Ils sont multiples, sans forme apparente, en chaos. Personne n'y comprend rien, ils sont comme un écran entre Rose et sa famille, entre Rose et le service.
Pourtant, lorsque tout au long des séances je m’applique à retranscrire le plus fidèlement possible ses délires dans un récit, que je l'organise, je vois, peu à peu apparaitre une scène qui se joue dans un grand jardin avec des arbres, beaucoup d'arbres, une mère absente, un enfant malade.
Lors de la dernière séance, Rose souhaite que je lui peigne une grande forêt afin de l'accrocher dans sa chambre. Ce tableau va permettre à sa fille mais aussi au personnel soignant de retisser les liens de la relation.

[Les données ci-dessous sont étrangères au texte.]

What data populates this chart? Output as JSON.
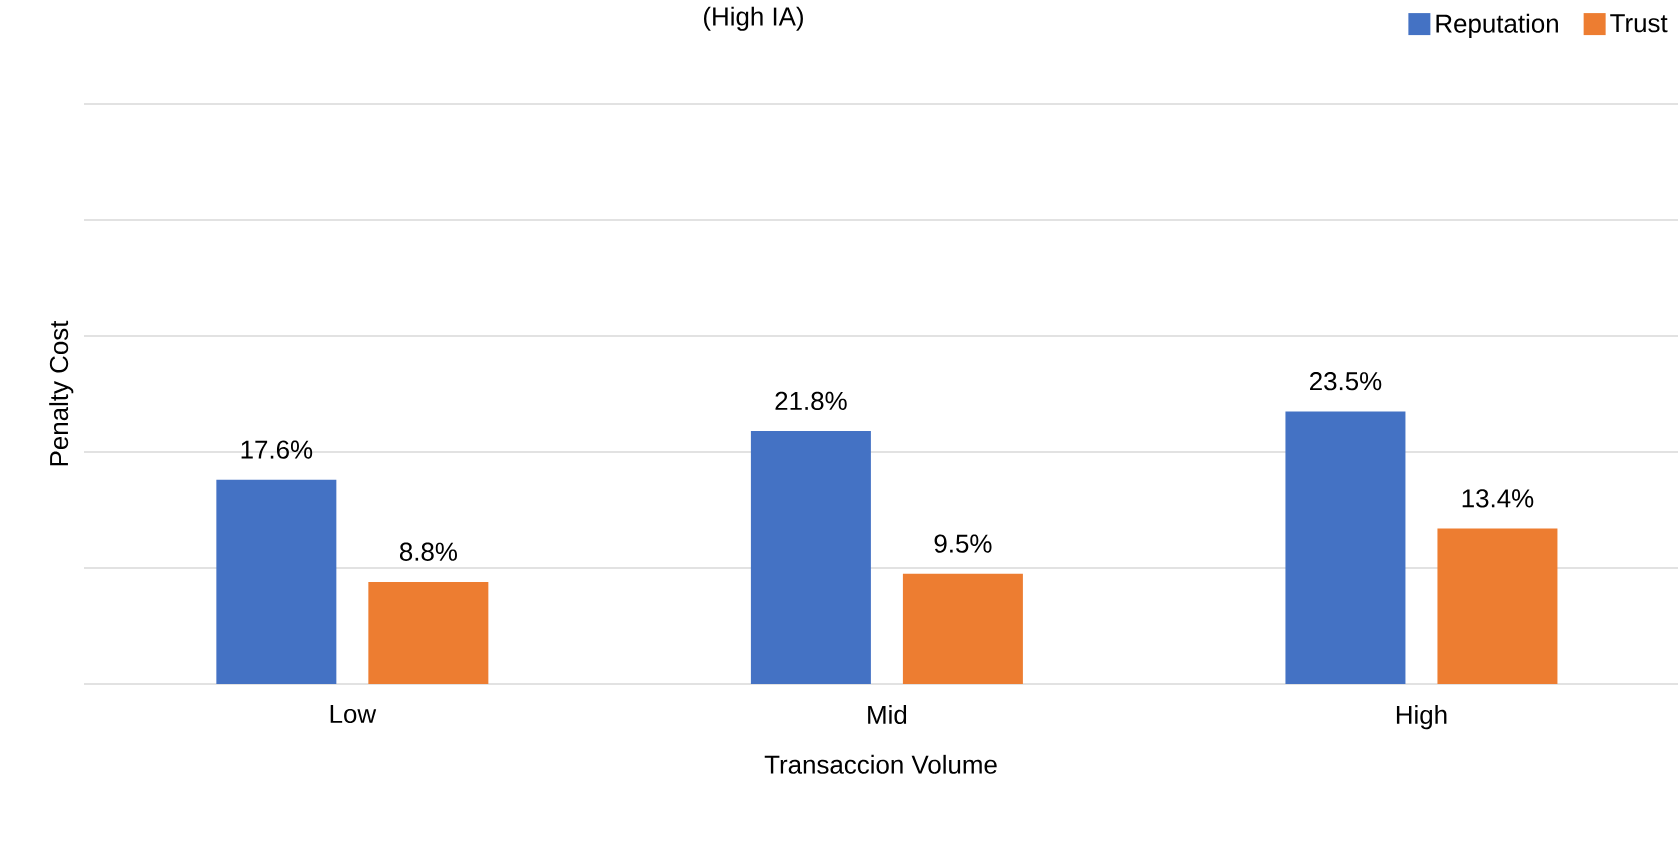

La médiation et l'objet médiateur, ici le récit puis le tableau, ont donné du sens à la parole de Rose. Ce sens trouvé change alors le regard porté.
La personne démente, objet de soin, passe du statut de patient à celui de créateur et ses mises en forme sont des tisseurs de liens, des invitations aux rêves, des passeurs de mondes.
C'est en associant l'équipe soignante et en permettant au service, grâce aux restitutions, de comprendre ce qui se joue lors des séances de médiation artistique, qu'une nouvelle attention à l'autre peut naître autour de la personne démente.
La médiation artistique donne la possibilité aux participants dans l'intimité des chambres mais aussi à l'ensemble du service de se réconcilier avec soi -même. Les pratiques de chacun s'en trouvent alors changées.